Saturday, August 30, 2008

Relations and roles in action verbs

Language speakers or signers use a verb to pick out a constraint in a scene (or a less concrete situation, often by metaphor) where something is happening. The verb classifies the scene with as an event type, and the verb-constraint is the relation of the Before subscene-type to an After subscene type. Attunement to the verb-constraint allows a speaker-hearer who recognizes (and perhaps expresses with) the verb to construct a shared information state with a number of expected participants, some of which are obligatory in the syntax. What is happening in the action scene is there is a relevant shift from a Before configuration of participants to an After configuration. There may be many different relations picked out in the scene (to a greater or lesser extent), but the most important one is the verb-constraint linking Before and After. It allows the users of the verb-containing utterance to acquire information about the action scene in time, that the action started presupposing the participants in the Before subscene-type and resulted in a situation of an After subscene-type with the participants in a new configuation. A clausal expression predicates that the verb-constraint obtains in the action scene, and creates conditions of satisfaction for a successful communicative act. The receiver of the utterance, if attuned to the verb-constraint, can understand those conditions of satisfaction which can affect their cognition via a shared information state and subsequently their perception and action in the world.

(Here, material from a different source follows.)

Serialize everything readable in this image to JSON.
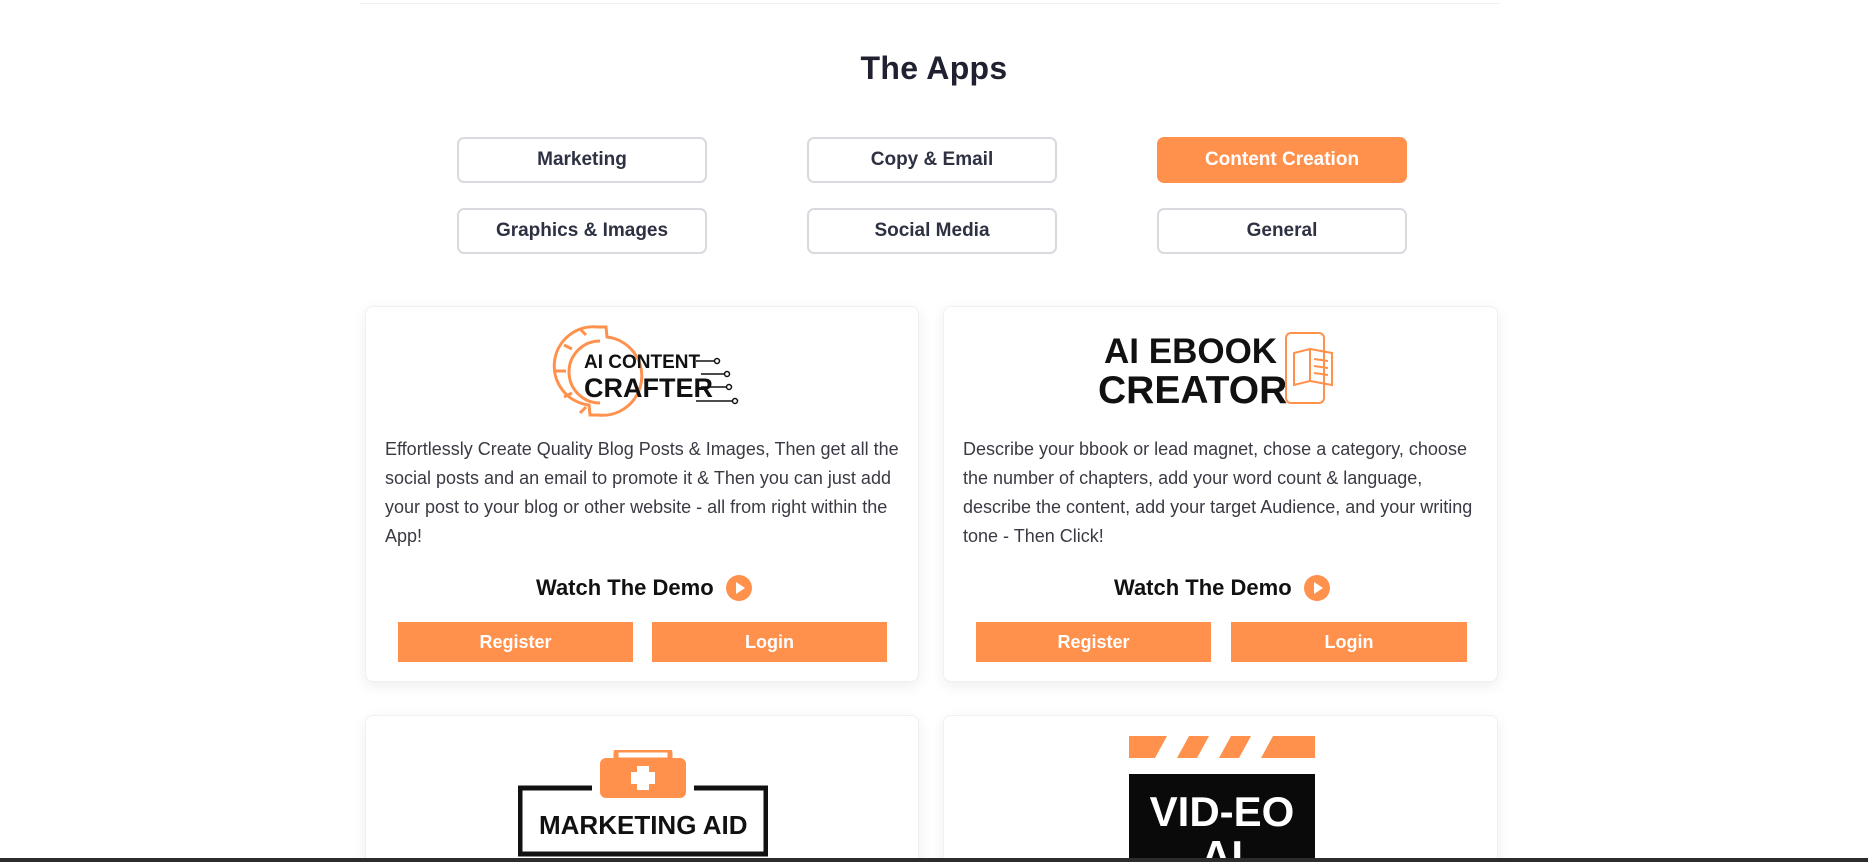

Other relations in the action scene are between the participants. However, certain relations are made explicit by the form of the utterance, by the relation of the participant argument (typically a referring phrase, an NP) to the head verb. The most important (and thus least oblique) argument role defines a relation to the action mentioned by the head verb called a thematic role of Agent. This is in a world where relevant action is performed by other humans, or animals that behave with intentionality and volition similar to humans. A more general thematic role that does not require intention is Effector. Both Agents and Effectors pick out the Initiator of an action occurring. In the Stanford CSLI Verb Semantic Ontology, the two are sometimes not distinguished, and assigned the thematic Role of EFNT, which I guess means Effector-Agent but could simple be pronounced Initiator.

A prototypical type of action scene involves an Agent manipulating an object in the scene. That object may take the role of Patient or Theme. A Patient is structurally changed by the Action, while a Theme may be moved, said or experienced but does not undergo structural change.

Sowa's IRMPACO ontology in Appendix B of his book Knowledge Representation [Sowa 2000] sets out 18 thematic roles, classified according to four kinds that are reminiscent of Aristotle's four aitiae (singluar aitia), traditionally translated as causes (effective, material, formal, ultimate). In an orthogonal dimension, they are classified as Action, Process, Transfer, Spatial, Temporal and Ambient.

It is worth analyzing those 18 roles further, in relation to Goldberg's analysis of constructions (and FrameNet's semantic frames), but that is the subject of a different posting. This a way of exploring verbs and their arguments, and can be contributed to the Stanford CSLI Semantic Verb Ontology. That resource already considers WordNet, I would want to explore mappings to COBUILD and FrameNet.